When she interviewed for a job as a terrorism research analyst at the Library of Congress, she thought she'd found the perfect fit, given her background and 16,000-volume home library collection on military history, the art of war, international relations, and political philosophy. Schroer accepted the position, but when she told her future supervisor that she was in the process of gender transition, they rescinded the job offer. The ACLU is now representing her in a Title VII sex discrimination lawsuit against the Library of Congress.


And you've just put her in the same category as the Islamofascists.

Over 50% of transsexual people have served in the military, another little-known fact. Women such as Rhiannon O'Donnabhain, who after putting over 20 years in the Coast Guard, was denied a tax deduction for medically necessary surgery because she was "confused" like Jihadis are - at least, according to your prison officer friend.
The Transgender American Veterans Association is full of submariners (like me), special forces, aircrew, tankers, cannon cockers, many decorated for gallantry "above and beyond". It's possible some have served with you, they tend not to seek the limelight, for obvious reasons.

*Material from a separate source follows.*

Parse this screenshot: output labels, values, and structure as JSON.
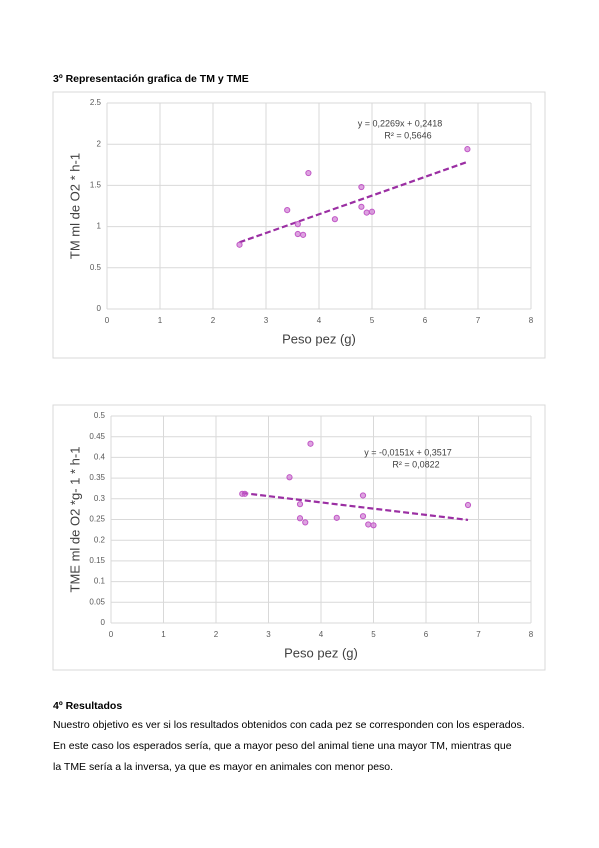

I'm not technically transsexual, but intersexed. I was never confused about my gender, but when you have the body of a linebacker not a cheerleader, there's little point insisting that you're female. It was only when my metabolism went haywire that the medics gave me a very thorough set of examinations, and changed the diagnosis from undervirilised (slightly intersexed) male to severely androgenised (extremely intersexed) female. By then I couldn't "pass" as a guy.

Yet psychologically, I'm no different from transsexual women, indistinguishable from them in psych evaluations. Not surprising, since we've known for over 10 years now that the old cliche about "women trapped in male bodies" is literally true, neurologically. Men and Women have differences in their brains, and transsexual women have feminised brains, just as I have.

The fact that so many transsexual veterans exist should prove that transsexuality in itself is no indicator of being a threat to national security. Now you never said they were, but unfortunately your words are already being used to justify their persecution.

The many TS women - usually mere girls - in male prisons are almost always victims of familial abuse. Kicked out onto the streets at age 12-14, often the victims of religious-inspired violence, they are the lucky ones. We don't know how many "disappear", victims of "honour killings" western-style, but many of those who survive do so by the skin of their teeth. They then usually are condemned to a life in the gutter, unemployable except in brothels, and often steal (or worse) to survive. When caught (unless they have been able to raise the many 10's of thousands of dollars for surgery, and sometimes still then), they are put in male prisons, with the foreseeable results. Repeated Gang-rape - not always by prisoners - and usually HIV infection.

Under those circumstances, they are almost always brutalised, and many become unsalvageable sociopaths. Your friend was right, many do commit bizarre and violent crimes. Not because they are "confused about their gender" though. But because after enough beatings, enough rapes, enough being treated far worse than mere axe-murderers, they've (to put it bluntly) been driven batshit crazy.

Your inadvertent remarks have not had a helpful result, not for them, and not for your former comrades in arms. I know you didn't mean this. I do urge you to read some articles on the subject first - like ts-101, maybe get your friend Dr Kobrin to read some of the peer-reviewed articles put out by the World Professional Association for Transgender Health (WPATH), maybe even contact the TAVA, before making such off-the-cuff remarks. "Iraqi security expert claims Transsexuals are like Jihadis" goes down all too well with certain fanatic pseudo-religious groups you see. They're rather careless with the truth in such matters.

Once more, thanks for what you've done in the past, and what you continue to do. Give me a nice safe submarine any day.